In early January, Whitney has now passed the 900-point mark -- not bad for a guy who signed his first NHL contract on the hood of his own car and felt like he might be headed for Europe after his first two stops at San Jose and Edmonton.
"I've been bought out twice and been put on waivers twice," said Whitney, who has faced questions about his 5-foot-8 build throughout his career. "The first 10 years in the League, it was a fight to prove you belonged and show people that little guys are valuable."
Even with the very slow start, Whitney's 32 assists and 42 points top all Phoenix forwards and his slick moves have helped lift the Phoenix power play from the League basement into the Top 20.
"He makes plays that are high-skill plays -- passes through people, passes when defenders aren't looking," Tippett said. "A lot of players wish they can make those kinds of players, but there are only a few that can. He's one of those guys that can."
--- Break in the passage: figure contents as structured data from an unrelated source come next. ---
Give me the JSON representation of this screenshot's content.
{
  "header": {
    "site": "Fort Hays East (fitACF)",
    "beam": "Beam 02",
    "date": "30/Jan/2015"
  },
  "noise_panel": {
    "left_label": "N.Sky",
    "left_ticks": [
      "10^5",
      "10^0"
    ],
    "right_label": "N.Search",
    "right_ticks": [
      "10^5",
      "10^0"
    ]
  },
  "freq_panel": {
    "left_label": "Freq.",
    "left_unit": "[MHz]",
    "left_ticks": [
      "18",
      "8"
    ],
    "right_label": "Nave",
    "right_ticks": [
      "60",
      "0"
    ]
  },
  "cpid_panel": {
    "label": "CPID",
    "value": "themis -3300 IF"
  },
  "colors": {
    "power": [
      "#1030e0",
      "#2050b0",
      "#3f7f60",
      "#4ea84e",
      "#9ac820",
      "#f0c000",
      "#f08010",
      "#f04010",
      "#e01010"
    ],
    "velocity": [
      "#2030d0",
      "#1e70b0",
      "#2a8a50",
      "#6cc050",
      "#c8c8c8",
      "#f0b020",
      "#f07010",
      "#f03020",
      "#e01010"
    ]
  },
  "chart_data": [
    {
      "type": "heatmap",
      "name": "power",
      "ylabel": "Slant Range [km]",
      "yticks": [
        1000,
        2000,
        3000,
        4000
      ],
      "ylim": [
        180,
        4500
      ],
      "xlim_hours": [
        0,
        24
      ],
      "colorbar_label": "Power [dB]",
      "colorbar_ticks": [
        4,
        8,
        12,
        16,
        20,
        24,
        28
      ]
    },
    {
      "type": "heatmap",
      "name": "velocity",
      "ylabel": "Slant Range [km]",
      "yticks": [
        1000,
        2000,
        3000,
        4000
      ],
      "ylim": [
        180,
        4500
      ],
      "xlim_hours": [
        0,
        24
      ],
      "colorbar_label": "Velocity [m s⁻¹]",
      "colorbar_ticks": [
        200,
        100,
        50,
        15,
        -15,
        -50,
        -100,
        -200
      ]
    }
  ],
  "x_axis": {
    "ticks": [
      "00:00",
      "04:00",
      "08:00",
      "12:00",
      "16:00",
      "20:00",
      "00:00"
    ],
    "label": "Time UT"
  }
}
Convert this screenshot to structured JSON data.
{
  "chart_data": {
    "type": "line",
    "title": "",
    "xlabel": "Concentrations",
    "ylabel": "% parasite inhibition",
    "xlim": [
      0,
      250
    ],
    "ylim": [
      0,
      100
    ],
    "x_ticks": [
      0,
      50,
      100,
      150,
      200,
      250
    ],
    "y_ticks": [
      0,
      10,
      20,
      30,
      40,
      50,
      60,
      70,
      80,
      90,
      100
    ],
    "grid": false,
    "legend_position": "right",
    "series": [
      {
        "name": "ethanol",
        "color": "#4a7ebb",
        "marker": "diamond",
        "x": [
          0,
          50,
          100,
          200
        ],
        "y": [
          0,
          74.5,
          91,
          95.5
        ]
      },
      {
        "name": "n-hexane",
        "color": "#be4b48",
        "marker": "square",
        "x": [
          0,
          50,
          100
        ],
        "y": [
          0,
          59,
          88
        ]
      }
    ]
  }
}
Rules changes designed to open up the game not only increased the value of players like Whitney -- at 35, he collected a career-high 83 points in helping Carolina to the 2005-06 Stanley Cup and followed it up with 61- and 77-point seasons -- but it has allowed him to remain productive as he faced the reality of turning 39.
"The (rule) changes were a big factor not only for me but for a lot of guys my size," Whitney said. "You look at the draft now and all of a sudden, not everyone has to be 6-foot tall. Look at a guy like (former Carolina teammate) Jeff Skinner. He's a little guy and probably 10 years ago, regardless of his skill, he wouldn't have been a top-10 player. I wouldn't still be here if it wasn't for the changes. I never would have lasted. Now, you can play 20 years if you stay healthy."
Whitney has been very durable, playing 80 or more games in three of the past four seasons.
But he might have been better advised to sit out in October when he had surgery to repair the middle finger on his left hand. He missed only two games, but was unable to properly handle or shoot the puck for weeks.
"There was probably seven games I shouldn't have played, and it put me back," he said. "After the surgery I couldn't get it right. About a month later, I went it for an injection to relieve the tendinitis and it was the worst injection from a pain standpoint I've ever had. But it worked, and from there it was better."
Now with 911 points in his career, Whitney makes no secret about setting the goal of reaching 1,000 before calling it a career. He is under contract through next year, but might need to play longer to reach the plateau. And even though each year gets harder, he knows he will miss it when it's finished.
"It humbles you quickly watching your parents get up and go to work every day," Whitney said. "My mom worked for 35 years at her job and my day worked for 30 -- so you realize what we do is pretty good. Even on bad days when you're traveling, it's on a private plane.
"We'll see if I can hang on long enough for (1,000 points). I'd have to get pretty hot in the next year and a half to get that, but I might still play beyond that for the opportunity to reach a pretty good milestone."